I have a farenheit dvd player in my suv and after about five minutes of play the screen turns white. I was hoping someone had the same problem and solution for the signal loss. If I cut the screen off and cut it back on again the signal will return but only for about another minute. after that it's useless. It seems to me the screen is overheating??? any suggestions would be greatly appreciated


----------



## jaggerwild (May 21, 2007)

tgarrett said:


> I have a farenheit dvd player in my suv and after about five minutes of play the screen turns white. I was hoping someone had the same problem and solution for the signal loss. If I cut the screen off and cut it back on again the signal will return but only for about another minute. after that it's useless. It seems to me the screen is overheating??? any suggestions would be greatly appreciated


 Sounds like its over heating, or the caps are near the end of there life.

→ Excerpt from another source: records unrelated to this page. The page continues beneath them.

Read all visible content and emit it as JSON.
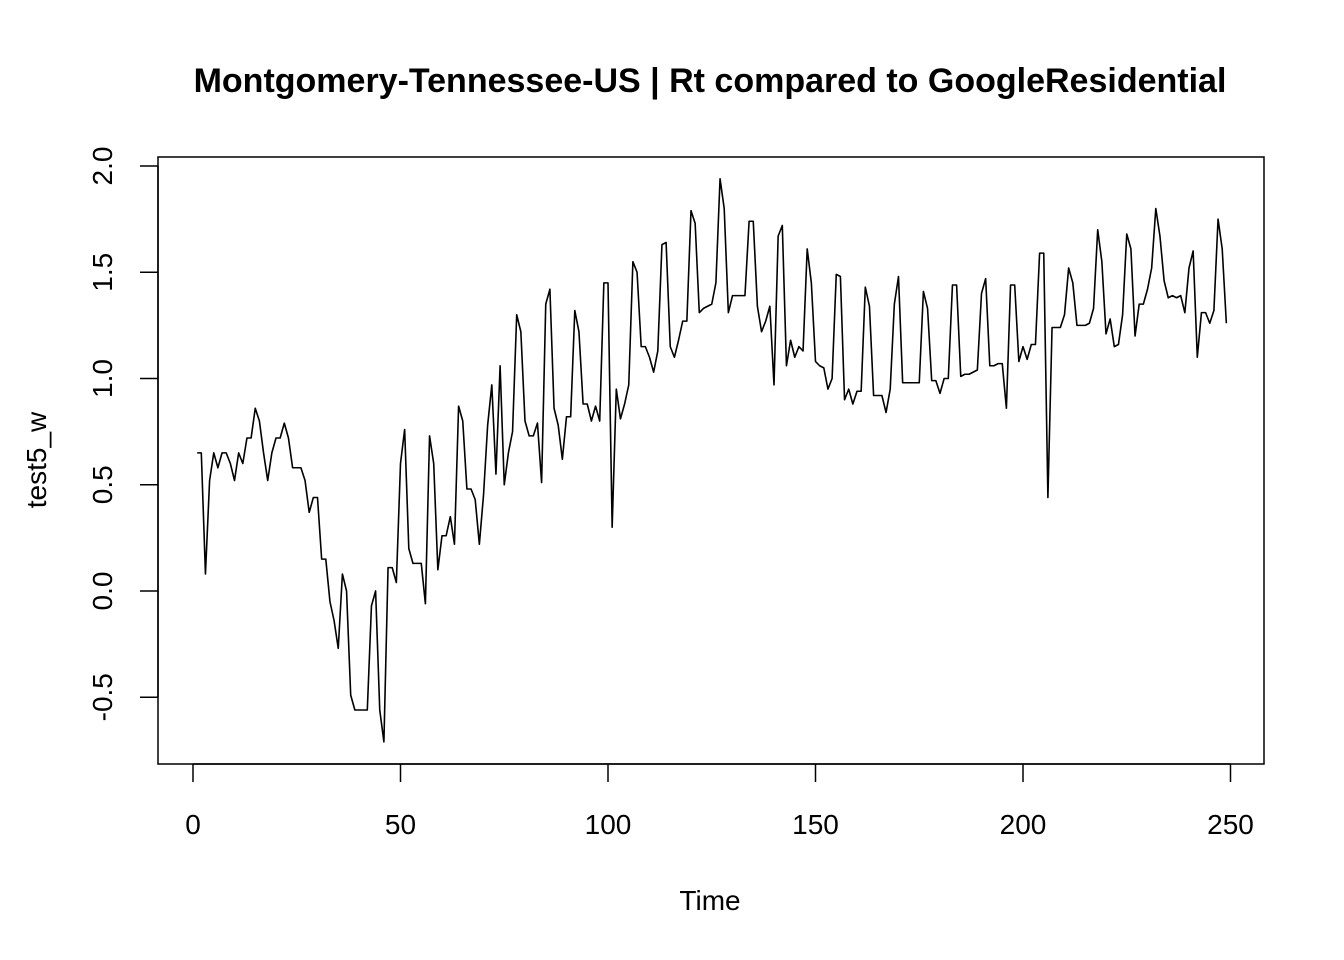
{
  "chart_data": {
    "type": "line",
    "title": "Montgomery-Tennessee-US | Rt compared to GoogleResidential",
    "xlabel": "Time",
    "ylabel": "test5_w",
    "xlim": [
      1,
      248
    ],
    "ylim": [
      -0.72,
      1.94
    ],
    "x_ticks": [
      0,
      50,
      100,
      150,
      200,
      250
    ],
    "x_tick_labels": [
      "0",
      "50",
      "100",
      "150",
      "200",
      "250"
    ],
    "y_ticks": [
      -0.5,
      0.0,
      0.5,
      1.0,
      1.5,
      2.0
    ],
    "y_tick_labels": [
      "-0.5",
      "0.0",
      "0.5",
      "1.0",
      "1.5",
      "2.0"
    ],
    "grid": false,
    "legend": "none",
    "line_color": "#000000",
    "series": [
      {
        "x_start": 1,
        "values": [
          0.65,
          0.65,
          0.08,
          0.52,
          0.65,
          0.58,
          0.65,
          0.65,
          0.6,
          0.52,
          0.65,
          0.6,
          0.72,
          0.72,
          0.86,
          0.8,
          0.65,
          0.52,
          0.65,
          0.72,
          0.72,
          0.79,
          0.72,
          0.58,
          0.58,
          0.58,
          0.52,
          0.37,
          0.44,
          0.44,
          0.15,
          0.15,
          -0.05,
          -0.14,
          -0.27,
          0.08,
          0.0,
          -0.49,
          -0.56,
          -0.56,
          -0.56,
          -0.56,
          -0.07,
          0.0,
          -0.56,
          -0.71,
          0.11,
          0.11,
          0.04,
          0.6,
          0.76,
          0.2,
          0.13,
          0.13,
          0.13,
          -0.06,
          0.73,
          0.6,
          0.1,
          0.26,
          0.26,
          0.35,
          0.22,
          0.87,
          0.8,
          0.48,
          0.48,
          0.43,
          0.22,
          0.45,
          0.78,
          0.97,
          0.55,
          1.06,
          0.5,
          0.65,
          0.75,
          1.3,
          1.22,
          0.8,
          0.73,
          0.73,
          0.79,
          0.51,
          1.35,
          1.42,
          0.86,
          0.78,
          0.62,
          0.82,
          0.82,
          1.32,
          1.22,
          0.88,
          0.88,
          0.8,
          0.87,
          0.8,
          1.45,
          1.45,
          0.3,
          0.95,
          0.81,
          0.88,
          0.97,
          1.55,
          1.5,
          1.15,
          1.15,
          1.1,
          1.03,
          1.13,
          1.63,
          1.64,
          1.15,
          1.1,
          1.18,
          1.27,
          1.27,
          1.79,
          1.73,
          1.31,
          1.33,
          1.34,
          1.35,
          1.45,
          1.94,
          1.8,
          1.31,
          1.39,
          1.39,
          1.39,
          1.39,
          1.74,
          1.74,
          1.34,
          1.22,
          1.27,
          1.34,
          0.97,
          1.67,
          1.72,
          1.06,
          1.18,
          1.1,
          1.15,
          1.13,
          1.61,
          1.45,
          1.08,
          1.06,
          1.05,
          0.95,
          1.0,
          1.49,
          1.48,
          0.9,
          0.95,
          0.88,
          0.94,
          0.94,
          1.43,
          1.34,
          0.92,
          0.92,
          0.92,
          0.84,
          0.95,
          1.35,
          1.48,
          0.98,
          0.98,
          0.98,
          0.98,
          0.98,
          1.41,
          1.33,
          0.99,
          0.99,
          0.93,
          1.0,
          1.0,
          1.44,
          1.44,
          1.01,
          1.02,
          1.02,
          1.03,
          1.04,
          1.4,
          1.47,
          1.06,
          1.06,
          1.07,
          1.07,
          0.86,
          1.44,
          1.44,
          1.08,
          1.15,
          1.09,
          1.16,
          1.16,
          1.59,
          1.59,
          0.44,
          1.24,
          1.24,
          1.24,
          1.3,
          1.52,
          1.45,
          1.25,
          1.25,
          1.25,
          1.26,
          1.33,
          1.7,
          1.55,
          1.21,
          1.28,
          1.15,
          1.16,
          1.3,
          1.68,
          1.61,
          1.2,
          1.35,
          1.35,
          1.42,
          1.52,
          1.8,
          1.67,
          1.46,
          1.38,
          1.39,
          1.38,
          1.39,
          1.31,
          1.52,
          1.6,
          1.1,
          1.31,
          1.31,
          1.26,
          1.32,
          1.75,
          1.61,
          1.26
        ]
      }
    ]
  }
}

Have the unit cleaned and serviced.


----------



## tgarrett (Jul 11, 2010)

thanks for the reply. no the unit hasn't been cleaned or serviced i have only had it about two years. i assume you mean the capacitors by "caps" , are they in the screen itself? and is it the screen that is overheating or the dvd player? because the dvd player is in the console of my car but it always feels cool to the touch. i also removed the dvd player and inspected all of the component cables, they're fine. thanks


----------



## jaggerwild (May 21, 2007)

tgarrett said:


> thanks for the reply. no the unit hasn't been cleaned or serviced i have only had it about two years. i assume you mean the capacitors by "caps" , are they in the screen itself? and is it the screen that is overheating or the dvd player? because the dvd player is in the console of my car but it always feels cool to the touch. i also removed the dvd player and inspected all of the component cables, they're fine. thanks


 Yes to the caps,
I'd contact the company see what if any help they may offer you with it. Is there a touch screen calibration in the manual, have you done it? May help...... Try a total reset of the unit.


----------



## lcurle (Oct 5, 2008)

can you access the menu on the monitors? If so then it is the dvd player, if not, then it is the screens.


----------